Police and the courts are a threat rather than protection, she says. Cáceres has been detained twice: once for illegal possession of a firearm (which she says was planted in her car during a police check) and once for allegedly conspiring to damage property (a charge she successfully denied). She has also been followed and threatened by guards from the hydropower plant. There are four times as many private security employees as police in Honduras, according to Global Witness.
Most of the killings have taken place in Bajo Aguán valley, where campesinos trying to defend their land have been targeted by agribusiness companies, particularly since the coup of 2009 replaced the democratically-elected president, Manuel Zelaya, with Porfirio Lobo from the conservative national party. The current president, Juan Orlando Hernández, a coffee magnate from the same party who is backed by big landowners, won power in 2013 with the promise of a “soldier on every corner”. Many opponents of agribusiness in Bajo Aguán have “disappeared” in a chilling echo of the rightwing death squads that operated in Latin America during the military dictatorships of the 1970s and 80s. Cáceres also heads a group dedicated to raising the cases of those who have gone missing.
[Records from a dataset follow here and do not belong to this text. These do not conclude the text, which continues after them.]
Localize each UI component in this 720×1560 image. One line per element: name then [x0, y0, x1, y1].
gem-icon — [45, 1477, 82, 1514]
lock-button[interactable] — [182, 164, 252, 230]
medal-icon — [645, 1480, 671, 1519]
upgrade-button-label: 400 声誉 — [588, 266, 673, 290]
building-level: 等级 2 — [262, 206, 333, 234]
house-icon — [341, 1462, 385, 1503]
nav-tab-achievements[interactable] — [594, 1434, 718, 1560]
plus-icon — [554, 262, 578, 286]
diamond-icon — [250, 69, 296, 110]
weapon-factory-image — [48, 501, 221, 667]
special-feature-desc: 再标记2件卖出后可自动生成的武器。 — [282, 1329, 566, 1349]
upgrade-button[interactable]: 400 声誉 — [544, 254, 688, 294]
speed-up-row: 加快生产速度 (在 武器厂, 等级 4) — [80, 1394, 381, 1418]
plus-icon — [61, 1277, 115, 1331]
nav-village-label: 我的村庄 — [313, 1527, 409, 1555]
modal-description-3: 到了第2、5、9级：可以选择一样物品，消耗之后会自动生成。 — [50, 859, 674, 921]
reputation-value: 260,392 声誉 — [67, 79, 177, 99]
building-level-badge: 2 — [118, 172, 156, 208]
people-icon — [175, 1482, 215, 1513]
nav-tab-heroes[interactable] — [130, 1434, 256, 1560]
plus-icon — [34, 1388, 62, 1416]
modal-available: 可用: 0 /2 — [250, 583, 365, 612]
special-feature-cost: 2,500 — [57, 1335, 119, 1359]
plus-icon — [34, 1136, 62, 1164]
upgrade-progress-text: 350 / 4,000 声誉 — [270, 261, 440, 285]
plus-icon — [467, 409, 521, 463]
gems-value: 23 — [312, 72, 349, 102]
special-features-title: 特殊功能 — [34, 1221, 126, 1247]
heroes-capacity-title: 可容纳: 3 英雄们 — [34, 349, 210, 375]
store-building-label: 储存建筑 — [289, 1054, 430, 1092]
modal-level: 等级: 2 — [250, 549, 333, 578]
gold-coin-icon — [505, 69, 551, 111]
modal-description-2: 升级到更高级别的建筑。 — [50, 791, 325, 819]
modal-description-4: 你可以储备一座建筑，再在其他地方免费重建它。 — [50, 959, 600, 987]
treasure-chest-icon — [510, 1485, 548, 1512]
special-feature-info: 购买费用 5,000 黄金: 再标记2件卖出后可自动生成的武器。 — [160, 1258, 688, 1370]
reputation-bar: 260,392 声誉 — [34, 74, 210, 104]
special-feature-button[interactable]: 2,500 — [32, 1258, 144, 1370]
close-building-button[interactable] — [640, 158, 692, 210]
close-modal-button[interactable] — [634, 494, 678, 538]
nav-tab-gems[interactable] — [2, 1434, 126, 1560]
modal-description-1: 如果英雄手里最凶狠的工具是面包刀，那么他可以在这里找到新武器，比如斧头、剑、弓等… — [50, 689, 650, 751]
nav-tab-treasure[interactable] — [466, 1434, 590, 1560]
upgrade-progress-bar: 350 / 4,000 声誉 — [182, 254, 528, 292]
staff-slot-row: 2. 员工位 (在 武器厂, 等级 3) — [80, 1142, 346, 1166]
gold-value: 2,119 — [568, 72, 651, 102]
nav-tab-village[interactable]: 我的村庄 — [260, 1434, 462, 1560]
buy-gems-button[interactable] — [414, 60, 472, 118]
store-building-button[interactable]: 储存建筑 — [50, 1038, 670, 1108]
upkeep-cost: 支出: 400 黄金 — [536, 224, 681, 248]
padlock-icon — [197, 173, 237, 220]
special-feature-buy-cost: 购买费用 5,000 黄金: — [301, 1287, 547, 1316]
After a visit to the region in December, the Inter-American Commission on Human Rights said there was a “a complete absence of the most basic measures to address reports of grave human rights violations in the region” and noted the possible participation of the national government in the incidents of violence. Despite these concerns, the United States continues to spend hundreds of millions of dollars in the country in the name of the “war on drugs” and the State Department has issued statements supporting plantation owners against what it called “squatters”.
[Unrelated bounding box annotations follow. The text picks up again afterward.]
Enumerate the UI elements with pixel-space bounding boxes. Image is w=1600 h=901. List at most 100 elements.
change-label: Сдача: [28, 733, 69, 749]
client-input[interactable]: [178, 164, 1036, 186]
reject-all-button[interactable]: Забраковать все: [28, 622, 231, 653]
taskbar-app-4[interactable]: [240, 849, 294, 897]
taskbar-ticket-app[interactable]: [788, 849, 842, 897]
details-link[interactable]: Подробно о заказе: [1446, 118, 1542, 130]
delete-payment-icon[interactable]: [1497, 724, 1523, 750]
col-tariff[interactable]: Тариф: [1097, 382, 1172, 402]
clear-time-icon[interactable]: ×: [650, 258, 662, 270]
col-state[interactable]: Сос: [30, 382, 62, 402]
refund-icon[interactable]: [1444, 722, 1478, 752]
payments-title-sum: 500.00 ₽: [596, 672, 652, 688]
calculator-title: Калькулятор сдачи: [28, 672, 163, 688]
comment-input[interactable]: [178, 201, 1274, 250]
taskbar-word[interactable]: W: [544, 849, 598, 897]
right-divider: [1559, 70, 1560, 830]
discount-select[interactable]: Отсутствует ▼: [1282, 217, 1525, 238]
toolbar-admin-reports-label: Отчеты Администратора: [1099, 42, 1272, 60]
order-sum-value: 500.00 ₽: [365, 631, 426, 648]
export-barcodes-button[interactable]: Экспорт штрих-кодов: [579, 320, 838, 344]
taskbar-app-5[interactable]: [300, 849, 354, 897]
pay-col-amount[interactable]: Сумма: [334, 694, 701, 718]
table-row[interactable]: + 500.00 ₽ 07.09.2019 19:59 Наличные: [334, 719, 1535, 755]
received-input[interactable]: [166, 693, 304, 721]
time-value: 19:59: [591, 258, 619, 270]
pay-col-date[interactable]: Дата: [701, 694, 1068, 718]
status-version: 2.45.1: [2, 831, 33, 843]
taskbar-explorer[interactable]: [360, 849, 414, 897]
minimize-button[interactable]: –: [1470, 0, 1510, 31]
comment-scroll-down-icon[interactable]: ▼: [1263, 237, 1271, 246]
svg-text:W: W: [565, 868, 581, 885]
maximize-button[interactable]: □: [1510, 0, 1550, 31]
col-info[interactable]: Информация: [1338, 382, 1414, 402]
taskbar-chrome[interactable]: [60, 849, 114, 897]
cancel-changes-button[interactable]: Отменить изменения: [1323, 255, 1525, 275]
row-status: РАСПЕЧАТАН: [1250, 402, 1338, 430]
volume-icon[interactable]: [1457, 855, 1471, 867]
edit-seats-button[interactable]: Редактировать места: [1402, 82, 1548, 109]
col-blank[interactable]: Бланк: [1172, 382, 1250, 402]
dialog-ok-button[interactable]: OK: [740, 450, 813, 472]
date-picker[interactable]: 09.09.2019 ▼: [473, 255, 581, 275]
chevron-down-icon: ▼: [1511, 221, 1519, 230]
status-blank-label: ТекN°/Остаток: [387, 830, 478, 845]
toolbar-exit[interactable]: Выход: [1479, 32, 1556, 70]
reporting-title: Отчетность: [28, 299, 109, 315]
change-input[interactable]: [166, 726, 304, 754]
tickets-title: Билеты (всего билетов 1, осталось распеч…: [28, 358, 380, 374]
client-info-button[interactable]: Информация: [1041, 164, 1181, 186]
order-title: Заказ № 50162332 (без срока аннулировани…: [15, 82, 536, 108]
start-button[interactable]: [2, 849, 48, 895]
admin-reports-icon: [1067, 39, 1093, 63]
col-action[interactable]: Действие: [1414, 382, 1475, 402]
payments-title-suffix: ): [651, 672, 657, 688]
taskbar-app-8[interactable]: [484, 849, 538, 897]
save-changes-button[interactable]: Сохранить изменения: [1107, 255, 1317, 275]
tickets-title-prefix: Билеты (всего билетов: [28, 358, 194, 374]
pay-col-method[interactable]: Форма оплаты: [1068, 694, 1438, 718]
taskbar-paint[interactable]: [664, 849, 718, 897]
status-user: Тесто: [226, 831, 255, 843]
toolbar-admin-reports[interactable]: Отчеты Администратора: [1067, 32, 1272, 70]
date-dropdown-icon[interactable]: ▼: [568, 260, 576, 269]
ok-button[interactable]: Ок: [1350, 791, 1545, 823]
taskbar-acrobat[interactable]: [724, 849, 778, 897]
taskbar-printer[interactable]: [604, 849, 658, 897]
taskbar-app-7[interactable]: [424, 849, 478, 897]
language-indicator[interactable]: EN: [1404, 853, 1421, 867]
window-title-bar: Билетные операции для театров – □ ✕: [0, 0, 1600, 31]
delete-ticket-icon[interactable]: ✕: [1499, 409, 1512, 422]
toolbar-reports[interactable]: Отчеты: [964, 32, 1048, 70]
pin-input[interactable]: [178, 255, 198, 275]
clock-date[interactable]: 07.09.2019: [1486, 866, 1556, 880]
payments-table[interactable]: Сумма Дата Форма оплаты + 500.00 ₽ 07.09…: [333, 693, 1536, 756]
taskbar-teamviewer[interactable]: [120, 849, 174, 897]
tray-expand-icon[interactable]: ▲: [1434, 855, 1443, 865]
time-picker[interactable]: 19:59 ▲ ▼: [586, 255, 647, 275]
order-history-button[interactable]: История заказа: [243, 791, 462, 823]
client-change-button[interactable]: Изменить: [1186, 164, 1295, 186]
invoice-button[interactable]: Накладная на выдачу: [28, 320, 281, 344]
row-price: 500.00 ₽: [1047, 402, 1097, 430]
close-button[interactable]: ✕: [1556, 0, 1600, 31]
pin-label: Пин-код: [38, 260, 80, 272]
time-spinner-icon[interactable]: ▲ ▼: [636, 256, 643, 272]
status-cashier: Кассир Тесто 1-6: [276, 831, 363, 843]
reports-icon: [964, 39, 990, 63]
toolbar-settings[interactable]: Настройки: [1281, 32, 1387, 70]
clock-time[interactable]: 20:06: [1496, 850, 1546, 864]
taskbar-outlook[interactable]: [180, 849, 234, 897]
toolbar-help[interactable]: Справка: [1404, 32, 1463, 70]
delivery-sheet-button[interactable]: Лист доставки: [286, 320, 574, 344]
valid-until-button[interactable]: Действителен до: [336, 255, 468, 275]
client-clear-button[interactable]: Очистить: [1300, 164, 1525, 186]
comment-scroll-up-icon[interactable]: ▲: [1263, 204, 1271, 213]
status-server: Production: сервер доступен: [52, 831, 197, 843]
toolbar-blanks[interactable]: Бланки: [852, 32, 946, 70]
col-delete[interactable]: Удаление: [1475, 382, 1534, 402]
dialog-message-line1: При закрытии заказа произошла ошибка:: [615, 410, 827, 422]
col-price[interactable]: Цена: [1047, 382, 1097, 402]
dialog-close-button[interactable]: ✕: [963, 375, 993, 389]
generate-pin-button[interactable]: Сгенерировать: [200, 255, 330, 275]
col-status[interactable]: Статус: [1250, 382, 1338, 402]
Margaret Sekaggya, a former UN special rapporteur has warned that environmental defenders in Honduras are being branded by the authorities as “members of the resistance, guerrillas, terrorists, political opponents or criminals”, with dangerous ramifications.
International civic rights, anti-poverty and environmental groups, also including Amnesty International, Human Rights Watch, and Friends of the Earth, have lined up to condemned the Honduran government for the situation faced by campaigners like Cáceres.
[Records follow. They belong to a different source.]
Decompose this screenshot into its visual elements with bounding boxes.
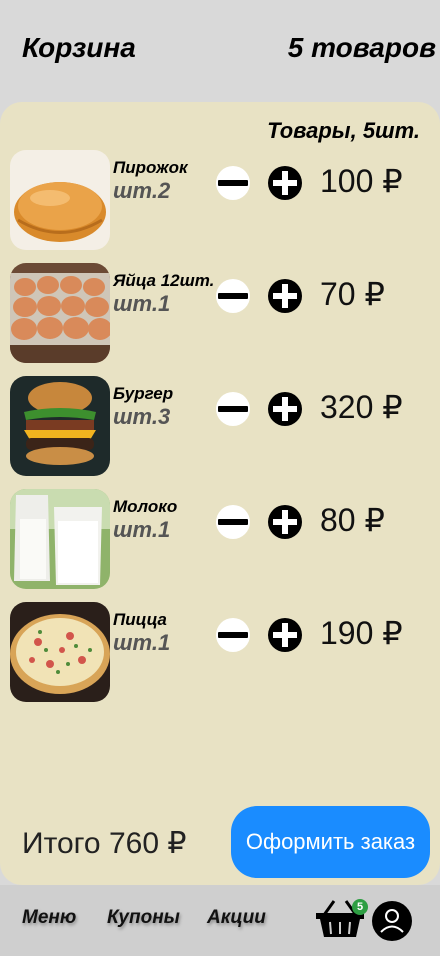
page-title: Корзина bbox=[22, 32, 136, 63]
minus-icon bbox=[218, 519, 248, 525]
minus-icon bbox=[218, 293, 248, 299]
pirozhok-image bbox=[10, 150, 110, 250]
item-price: 80 ₽ bbox=[320, 502, 385, 538]
header: Корзина 5 товаров bbox=[0, 0, 440, 102]
cart-panel: Товары, 5шт. Пирожок шт.2 100 ₽ Яйца 12ш… bbox=[0, 102, 440, 885]
item-count: 5 товаров bbox=[287, 32, 436, 63]
item-quantity: шт.2 bbox=[113, 178, 171, 203]
increase-button[interactable] bbox=[268, 505, 302, 539]
item-quantity: шт.1 bbox=[113, 630, 171, 655]
decrease-button[interactable] bbox=[216, 166, 250, 200]
item-price: 190 ₽ bbox=[320, 615, 403, 651]
cart-badge: 5 bbox=[352, 899, 368, 915]
minus-icon bbox=[218, 632, 248, 638]
milk-image bbox=[10, 489, 110, 589]
item-name: Пицца bbox=[113, 610, 167, 629]
nav-coupons[interactable]: Купоны bbox=[107, 907, 180, 929]
increase-button[interactable] bbox=[268, 618, 302, 652]
burger-image bbox=[10, 376, 110, 476]
item-name: Пирожок bbox=[113, 158, 188, 177]
minus-icon bbox=[218, 406, 248, 412]
checkout-button[interactable]: Оформить заказ bbox=[231, 806, 430, 878]
item-name: Бургер bbox=[113, 384, 174, 403]
pizza-image bbox=[10, 602, 110, 702]
item-price: 320 ₽ bbox=[320, 389, 403, 425]
user-icon bbox=[380, 909, 404, 933]
decrease-button[interactable] bbox=[216, 279, 250, 313]
nav-promotions[interactable]: Акции bbox=[207, 907, 266, 929]
item-name: Молоко bbox=[113, 497, 178, 516]
cart-item: Молоко шт.1 80 ₽ bbox=[0, 489, 440, 589]
item-quantity: шт.1 bbox=[113, 291, 171, 316]
order-total: Итого 760 ₽ bbox=[22, 827, 187, 860]
cart-item: Пирожок шт.2 100 ₽ bbox=[0, 150, 440, 250]
minus-icon bbox=[218, 180, 248, 186]
profile-button[interactable] bbox=[372, 901, 412, 941]
increase-button[interactable] bbox=[268, 279, 302, 313]
nav-menu[interactable]: Меню bbox=[22, 907, 76, 929]
increase-button[interactable] bbox=[268, 392, 302, 426]
item-price: 70 ₽ bbox=[320, 276, 385, 312]
bottom-nav: Меню Купоны Акции 5 bbox=[0, 885, 440, 956]
item-quantity: шт.1 bbox=[113, 517, 171, 542]
decrease-button[interactable] bbox=[216, 505, 250, 539]
item-quantity: шт.3 bbox=[113, 404, 171, 429]
item-price: 100 ₽ bbox=[320, 163, 403, 199]
cart-item: Бургер шт.3 320 ₽ bbox=[0, 376, 440, 476]
increase-button[interactable] bbox=[268, 166, 302, 200]
item-name: Яйца 12шт. bbox=[113, 271, 215, 290]
cart-item: Яйца 12шт. шт.1 70 ₽ bbox=[0, 263, 440, 363]
decrease-button[interactable] bbox=[216, 618, 250, 652]
cart-item: Пицца шт.1 190 ₽ bbox=[0, 602, 440, 702]
eggs-image bbox=[10, 263, 110, 363]
cart-summary: Товары, 5шт. bbox=[267, 118, 420, 143]
decrease-button[interactable] bbox=[216, 392, 250, 426]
By naming her as this year’s winner and releasing a video about her life’s work, the Goldman Prize has also added to the pressure on the country before the periodic review of Honduras’s record by the UN Human Rights Council on 8 May.
Cáceres, though, says it is important to see her struggle as more than a single-country issue. Behind the killings are powerful external forces, including international capital, the influence of the United States (which has six military bases in Honduras) and a global drive to clear more forest and exploit more resources despite the growing risks of climate change.
“We must undertake the struggle in all parts of the world, wherever we may be, because we have no other spare or replacement planet. We have only this one, and we have to take action,” she says.
“The Honduran people, along with international solidarity, can get out of this unjust situation, promoting hope, rebellion and organising ourselves for the protection of life.”